The commandment of God - that’s what matters most to Jesus above all else - following, honoring, living the commandment of God.  And what is this command?  Well, when Jesus is asked that question his answer is very clear: Love.  Love God with all that you are in all that you do.  Love your neighbor.  Love yourself.  Love always seeks connection and communion.  Love is always about the good of the other.  If handwashing serves love - promotes connection, communion, another’s good - then by all means do it.  But if it works against love then it needs to go. 

So as the modern-day Christian equivalents to the Pharisees and the scribes, we - and I mean ALL of us who go to church - we need to ask ourselves what is it that we get hung up on - the need to be right, the fear of change, the politics of the day - that it gets in the way of love?  When do we honor God with our lips but keep our hearts distant?  And what ways do we divide, judge, and separate and simply forget God’s commandment?  Acknowledging our hypocrisy is not an easy thing to do, but Jesus doesn’t challenge us in this way to hurt but to heal. 

Because God’s people are intended to be the kind of people who everyone is drawn to and wants to be around.   Yet whether we are talking about Pharisees and scribes or Christian church members, many in the world feel just the opposite.  We are the ones to avoid.  Which means we’ve got some work to do.  And our reading from the book of James today provides some very good guidance on where to start.   “My beloved,” James says, “ let everyone be quick to listen [and] slow to speak.”  If we seek to live out more fully God’s commandment to love then people probably don’t need to hear more from us.  We need to listen better to them.  A wise person once put it this way: You never really love someone until you get to know them, and once you get to know them, it’s really hard not to love them.  But to get to know them, you need to be with them and hear what they have to say. 

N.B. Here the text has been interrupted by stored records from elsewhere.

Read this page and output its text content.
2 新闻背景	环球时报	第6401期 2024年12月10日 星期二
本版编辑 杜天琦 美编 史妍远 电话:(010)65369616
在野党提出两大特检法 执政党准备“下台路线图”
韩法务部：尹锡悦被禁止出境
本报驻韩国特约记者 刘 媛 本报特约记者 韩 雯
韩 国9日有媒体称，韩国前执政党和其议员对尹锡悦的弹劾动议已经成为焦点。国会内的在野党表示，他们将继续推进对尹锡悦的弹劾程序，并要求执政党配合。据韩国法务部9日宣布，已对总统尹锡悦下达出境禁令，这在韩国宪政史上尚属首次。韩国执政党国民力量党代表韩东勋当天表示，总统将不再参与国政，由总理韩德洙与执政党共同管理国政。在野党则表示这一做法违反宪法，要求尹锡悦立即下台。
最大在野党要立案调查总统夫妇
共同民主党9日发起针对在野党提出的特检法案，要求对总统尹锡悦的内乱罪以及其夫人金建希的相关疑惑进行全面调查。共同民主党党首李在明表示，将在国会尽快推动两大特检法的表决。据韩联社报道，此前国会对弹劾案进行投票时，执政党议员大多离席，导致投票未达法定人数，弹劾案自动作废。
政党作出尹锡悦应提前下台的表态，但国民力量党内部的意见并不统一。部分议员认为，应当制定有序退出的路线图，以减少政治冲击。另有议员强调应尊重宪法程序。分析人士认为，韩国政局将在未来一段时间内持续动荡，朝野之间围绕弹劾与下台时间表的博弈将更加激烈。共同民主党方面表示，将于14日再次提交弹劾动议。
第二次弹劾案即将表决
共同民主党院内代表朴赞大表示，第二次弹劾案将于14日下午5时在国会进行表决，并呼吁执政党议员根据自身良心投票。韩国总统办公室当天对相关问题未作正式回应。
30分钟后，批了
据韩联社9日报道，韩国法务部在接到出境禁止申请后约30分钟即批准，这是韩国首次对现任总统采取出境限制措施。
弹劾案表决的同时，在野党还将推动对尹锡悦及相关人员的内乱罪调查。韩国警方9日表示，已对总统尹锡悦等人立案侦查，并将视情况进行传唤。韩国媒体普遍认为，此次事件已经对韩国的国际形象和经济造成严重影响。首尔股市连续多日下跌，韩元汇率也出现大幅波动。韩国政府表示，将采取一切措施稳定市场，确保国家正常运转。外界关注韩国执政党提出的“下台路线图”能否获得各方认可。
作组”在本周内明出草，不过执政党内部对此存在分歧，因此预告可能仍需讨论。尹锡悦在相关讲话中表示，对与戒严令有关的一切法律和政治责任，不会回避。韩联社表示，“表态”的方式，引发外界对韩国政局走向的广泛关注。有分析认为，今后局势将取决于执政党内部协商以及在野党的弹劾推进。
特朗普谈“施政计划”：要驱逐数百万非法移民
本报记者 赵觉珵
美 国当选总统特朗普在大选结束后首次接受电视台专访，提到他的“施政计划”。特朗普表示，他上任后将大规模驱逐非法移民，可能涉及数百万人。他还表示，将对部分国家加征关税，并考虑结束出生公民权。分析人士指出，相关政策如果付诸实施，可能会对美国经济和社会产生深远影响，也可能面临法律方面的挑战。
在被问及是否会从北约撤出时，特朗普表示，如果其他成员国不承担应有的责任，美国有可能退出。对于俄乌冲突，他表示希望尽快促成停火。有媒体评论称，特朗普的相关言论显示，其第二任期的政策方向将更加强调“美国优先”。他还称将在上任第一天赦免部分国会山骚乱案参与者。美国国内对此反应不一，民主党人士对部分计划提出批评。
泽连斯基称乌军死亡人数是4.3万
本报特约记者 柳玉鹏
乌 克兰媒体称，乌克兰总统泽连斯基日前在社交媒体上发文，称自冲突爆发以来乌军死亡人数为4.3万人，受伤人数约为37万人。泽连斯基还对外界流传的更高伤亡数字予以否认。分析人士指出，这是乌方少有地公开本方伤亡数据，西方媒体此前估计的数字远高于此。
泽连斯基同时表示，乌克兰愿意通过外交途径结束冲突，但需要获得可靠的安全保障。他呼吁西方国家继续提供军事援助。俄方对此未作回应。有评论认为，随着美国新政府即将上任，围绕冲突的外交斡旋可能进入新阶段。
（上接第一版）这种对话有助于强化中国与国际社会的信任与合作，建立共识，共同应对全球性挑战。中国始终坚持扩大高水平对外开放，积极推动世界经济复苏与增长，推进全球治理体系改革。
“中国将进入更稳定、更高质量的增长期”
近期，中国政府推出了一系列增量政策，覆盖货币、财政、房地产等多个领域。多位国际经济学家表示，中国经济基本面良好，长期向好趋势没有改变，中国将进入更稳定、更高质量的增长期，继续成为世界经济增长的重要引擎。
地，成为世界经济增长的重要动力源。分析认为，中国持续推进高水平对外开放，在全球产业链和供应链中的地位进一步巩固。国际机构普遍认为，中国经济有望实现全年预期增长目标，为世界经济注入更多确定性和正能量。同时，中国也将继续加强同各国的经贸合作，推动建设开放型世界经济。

This universal need that all people have to be heard and known and loved was highlighted to me this week when I learned about a global social project called Urban Confessional.  It’s people from all walks of life who volunteer their time to stand in public places holding a sign that reads, “Free Listening.”  The primary goal of these volunteers is to listen to anyone who wants to talk - without passing judgement or even offering advice.  And you know what?  People stop to talk.  Some even stand in line just for the chance to share their story with someone who will really listen.  It may not be labeled as such but these Free Listening moments are encounters with love.  Love that is quick to listen and slow to speak.  It is God’s love and when it’s offered, people can’t help but be drawn.     

Now contrary to popular opinion, I say that the church is not full of hypocrites.  What the church is full of is people doing the best they can as they seek to know the love of God and share it with others.  It’s not an easy task.  We all do it imperfectly - sometimes that even takes the form of saying one thing and doing another.  Jesus sees it all, yet loves us still.  That’s the Good News that we - whether we are in church or not - need to hear and know.  We are loved.   There are no exceptions, even the hypocrites are included which means that we need make sure there’s always room for one more.